İnsan organizasyonları, evrim geçiren bir çeşitlilik mozaiği olan yaşamın dokusunda aynı anda hem üretici hem de üründürler. Bu bakış açısına göre, kapitalizm insandan-fazla bir şey haline gelir. İktidar, sermaye ve doğanın dünya-ekolojisi olur (Moore 2003, 2011, 2015a, 2016a; Altvater 2016; Bolthouse 2014; Camba 2015; Cox 2015; Deckard 2015; Dixon 2015; El Khoury 2015; Gill 2016; Hartley 2016; yayına hazırlanıyor Jakes; yayına hazırlanıyor Marley; McBrien 2016; Niblett and Campbell 2016; Oloff 2016; Parenti 2016; Taylor 2015; Weis 2013; bkz. World-Ecology Research Network, Essays). Bu jeolojik tarihi de içerir ama onu ikame etmez. Dünya-ekoloji, natüralizme ve toplumsal inşacılığa karşı çıkar, ikisinin arasında bir denge kurmaya çalışmak yerine bunları aşmak ister. Jeo-biyofiziksel süreçlerle toplumsal ve iktisadi tarihi, ilişkisel bir sahada birleştirir. Bu daha geniş saha elzemdir. Dünya-ekolojinin, genelde kapitalizmin tarih yazımından kovulan kültür tarihlerini ve bilgi üretimini konumlandırmasına izin verir (Moore 2015a, 193-217; 2017b; Hartley 2016). Kapitalosen, o halde, toplumsal ve çevresel indirgemeciliğe karşı çıkar ve mitik Toplum kategorisinden türetilen kapitalizm dönemselleştirmelerine (doğasız insan) direnir. [4]

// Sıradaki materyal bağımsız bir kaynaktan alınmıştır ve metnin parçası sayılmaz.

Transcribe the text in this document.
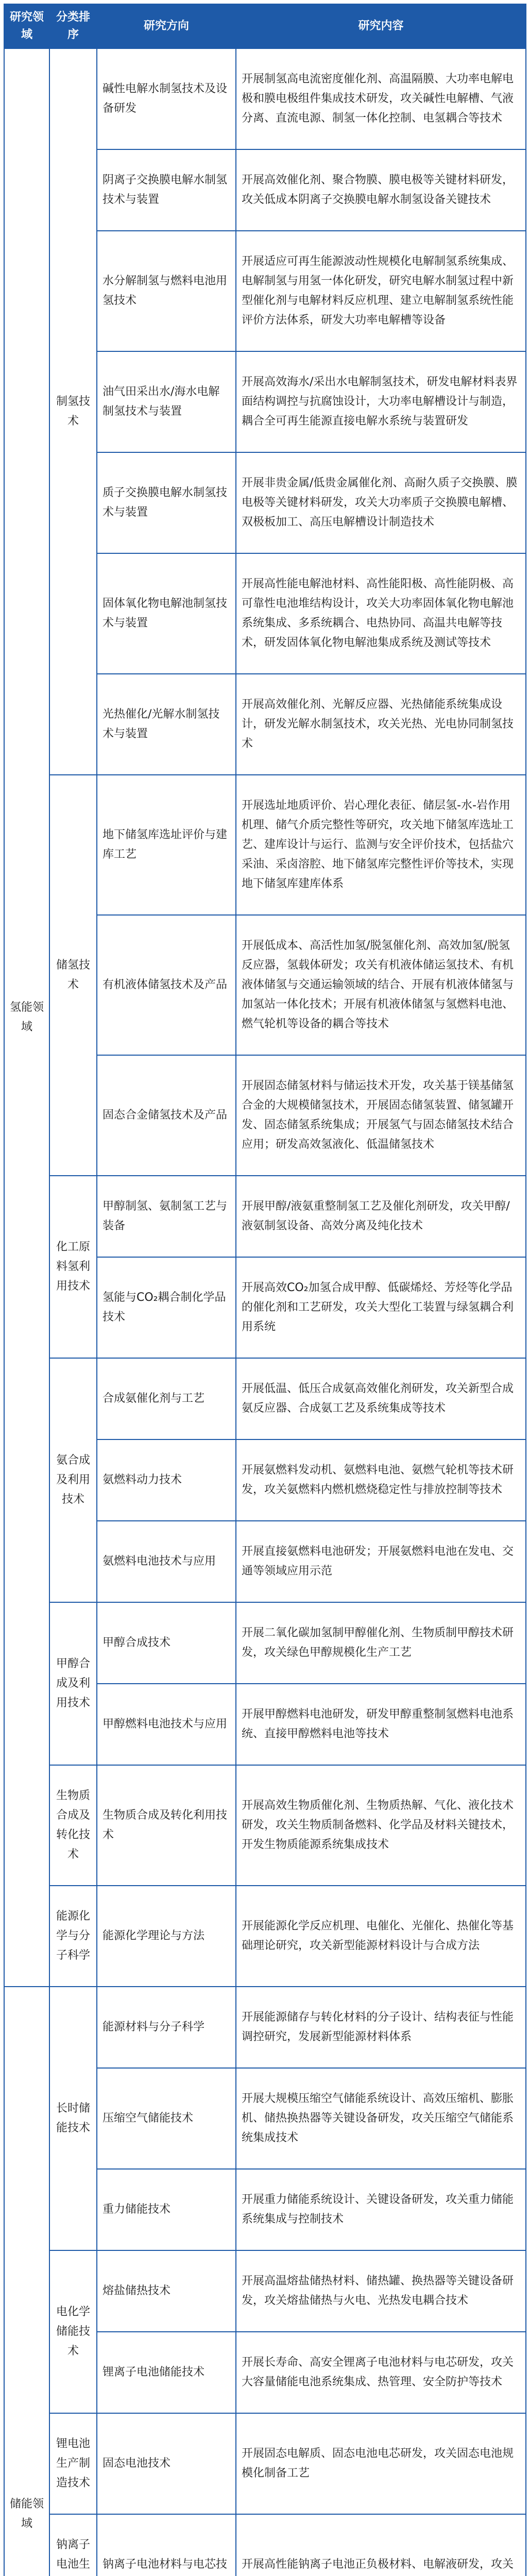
研究领域	分类排序	研究方向	研究内容
氢能领域	制氢技术	碱性电解水制氢技术及设备研发	开展制氢高电流密度催化剂、高温隔膜、大功率电解电极和膜电极组件集成技术研发，攻关碱性电解槽、气液分离、直流电源、制氢一体化控制、电氢耦合等技术
		阴离子交换膜电解水制氢技术与装置	开展高效催化剂、聚合物膜、膜电极等关键材料研发，攻关低成本阴离子交换膜电解水制氢设备关键技术
		水分解制氢与燃料电池用氢技术	开展适应可再生能源波动性规模化电解制氢系统集成、电解制氢与用氢一体化研发，研究电解水制氢过程中新型催化剂与电解材料反应机理、建立电解制氢系统性能评价方法体系，研发大功率电解槽等设备
		油气田采出水/海水电解制氢技术与装置	开展高效海水/采出水电解制氢技术，研发电解材料表界面结构调控与抗腐蚀设计，大功率电解槽设计与制造，耦合全可再生能源直接电解水系统与装置研发
		质子交换膜电解水制氢技术与装置	开展非贵金属/低贵金属催化剂、高耐久质子交换膜、膜电极等关键材料研发，攻关大功率质子交换膜电解槽、双极板加工、高压电解槽设计制造技术
		固体氧化物电解池制氢技术与装置	开展高性能电解池材料、高性能阳极、高性能阴极、高可靠性电池堆结构设计，攻关大功率固体氧化物电解池系统集成、多系统耦合、电热协同、高温共电解等技术，研发固体氧化物电解池集成系统及测试等技术
		光热催化/光解水制氢技术与装置	开展高效催化剂、光解反应器、光热储能系统集成设计，研发光解水制氢技术，攻关光热、光电协同制氢技术
	储氢技术	地下储氢库选址评价与建库工艺	开展选址地质评价、岩心理化表征、储层氢-水-岩作用机理、储气介质完整性等研究，攻关地下储氢库选址工艺、建库设计与运行、监测与安全评价技术，包括盐穴采油、采卤溶腔、地下储氢库完整性评价等技术，实现地下储氢库建库体系
		有机液体储氢技术及产品	开展低成本、高活性加氢/脱氢催化剂、高效加氢/脱氢反应器，氢载体研发；攻关有机液体储运氢技术、有机液体储氢与交通运输领域的结合、开展有机液体储氢与加氢站一体化技术；开展有机液体储氢与氢燃料电池、燃气轮机等设备的耦合等技术
		固态合金储氢技术及产品	开展固态储氢材料与储运技术开发，攻关基于镁基储氢合金的大规模储氢技术，开展固态储氢装置、储氢罐开发、固态储氢系统集成；开展氢气与固态储氢技术结合应用；研发高效氢液化、低温储氢技术
	化工原料氢利用技术	甲醇制氢、氨制氢工艺与装备	开展甲醇/液氨重整制氢工艺及催化剂研发，攻关甲醇/液氨制氢设备、高效分离及纯化技术
		氢能与CO₂耦合制化学品技术	开展高效CO₂加氢合成甲醇、低碳烯烃、芳烃等化学品的催化剂和工艺研发，攻关大型化工装置与绿氢耦合利用系统
	氨合成及利用技术	合成氨催化剂与工艺	开展低温、低压合成氨高效催化剂研发，攻关新型合成氨反应器、合成氨工艺及系统集成等技术
		氨燃料动力技术	开展氨燃料发动机、氨燃料电池、氨燃气轮机等技术研发，攻关氨燃料内燃机燃烧稳定性与排放控制等技术
		氨燃料电池技术与应用	开展直接氨燃料电池研发；开展氨燃料电池在发电、交通等领域应用示范
	甲醇合成及利用技术	甲醇合成技术	开展二氧化碳加氢制甲醇催化剂、生物质制甲醇技术研发，攻关绿色甲醇规模化生产工艺
		甲醇燃料电池技术与应用	开展甲醇燃料电池研发，研发甲醇重整制氢燃料电池系统、直接甲醇燃料电池等技术
	生物质合成及转化技术	生物质合成及转化利用技术	开展高效生物质催化剂、生物质热解、气化、液化技术研发，攻关生物质制备燃料、化学品及材料关键技术，开发生物质能源系统集成技术
	能源化学与分子科学	能源化学理论与方法	开展能源化学反应机理、电催化、光催化、热催化等基础理论研究，攻关新型能源材料设计与合成方法
储能领域	长时储能技术	能源材料与分子科学	开展能源储存与转化材料的分子设计、结构表征与性能调控研究，发展新型能源材料体系
		压缩空气储能技术	开展大规模压缩空气储能系统设计、高效压缩机、膨胀机、储热换热器等关键设备研发，攻关压缩空气储能系统集成技术
		重力储能技术	开展重力储能系统设计、关键设备研发，攻关重力储能系统集成与控制技术
	电化学储能技术	熔盐储热技术	开展高温熔盐储热材料、储热罐、换热器等关键设备研发，攻关熔盐储热与火电、光热发电耦合技术
		锂离子电池储能技术	开展长寿命、高安全锂离子电池材料与电芯研发，攻关大容量储能电池系统集成、热管理、安全防护等技术
	锂电池生产制造技术	固态电池技术	开展固态电解质、固态电池电芯研发，攻关固态电池规模化制备工艺
	钠离子电池生	钠离子电池材料与电芯技	开展高性能钠离子电池正负极材料、电解液研发，攻关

Jason W. Moore’un blogunda yayımlanan yazıyı, Kolektif Kitap desteğiyle Öznur Karakaş çevirdi.


[1] Kapitalosen çizelgesi (Moore 2016b). İfade Andreas Malm’dan gelir. Kapitalizmi iktidar, sermaye ve doğa sistemi olarak ele alma amacıyla Kapitalosen kavramının kullanılması büyük ölçüde Haraway’de de görülmektedir (2016). Haraway ve ben, 2013 yılında birbirimizi bulmadan önce ayrı ayrı bu kavram üzerine deneylere başlamıştık.

[2] Gerçek soyutlamalar, “somut bütünselliği ideal olarak önceleyen zihinsel kategoriler değil gerçek anlamıyla [sosyo-ekonomik] bütüne kapılmış olan gerçek soyutlamalardır (Toscano 2008, 274-75).

[3] Sovyet projesini temelde bir kopuş olarak okumak benim için zor. 1930’ların o muazzam endüstrileşme itkisi –çok büyük ölçüde– sabit sermaye ithalatına  dayanıyordu; 1931 yılına kadar bu ithalat Sovyetlerin tamamındaki ithalat rakamlarının %90’ına ulaşmıştı. Sovyetler sağlam para elde etmek için öylesine çaresizdi ki “devlet, altından, petrole, kürkten Hermitage Müzesi’nin resimlerine ne varsa ihraç etmeye hazırdı” (Kagarlitsky 2007, 272-73). Sovyet projesi diğer üretim biçimlerine benziyorsa, bunun nedeni elbette devletin doğrudan artı değer çıkardığı bağımlı -sosyalist değil- üretim biçimi yüzündendir. Sovyetler 1945 sonrasında da içe dönmedi. Sovyetlerin Avrupa Ekonomik İşbirliği Teşkilatı’na mensup ülkelerle (sabit dolar üzerinden) ticareti, 1950 ila 1970’de yılda %8.9 artış gösterdi ve sonraki asır yılda %17.9’a kadar çıktı ( Gaidar 2007, 14 üzerinden hesaplanmıştır) – bu trende keskin bir biçimde kötüleşen ticari şartlar ve Sovyetlerin yönetimi altındaki bölgede artan borç eşlik etti (Kagarlitsky 2007). 1980’lerde yaşanan borç krizinin, 1981 yılında Meksika değil Polonya’da infilak ettiğini anımsamaya gerek var mı (Green 1983)?

[4] Malm (2016) bunu böyle kullanmış olsa da.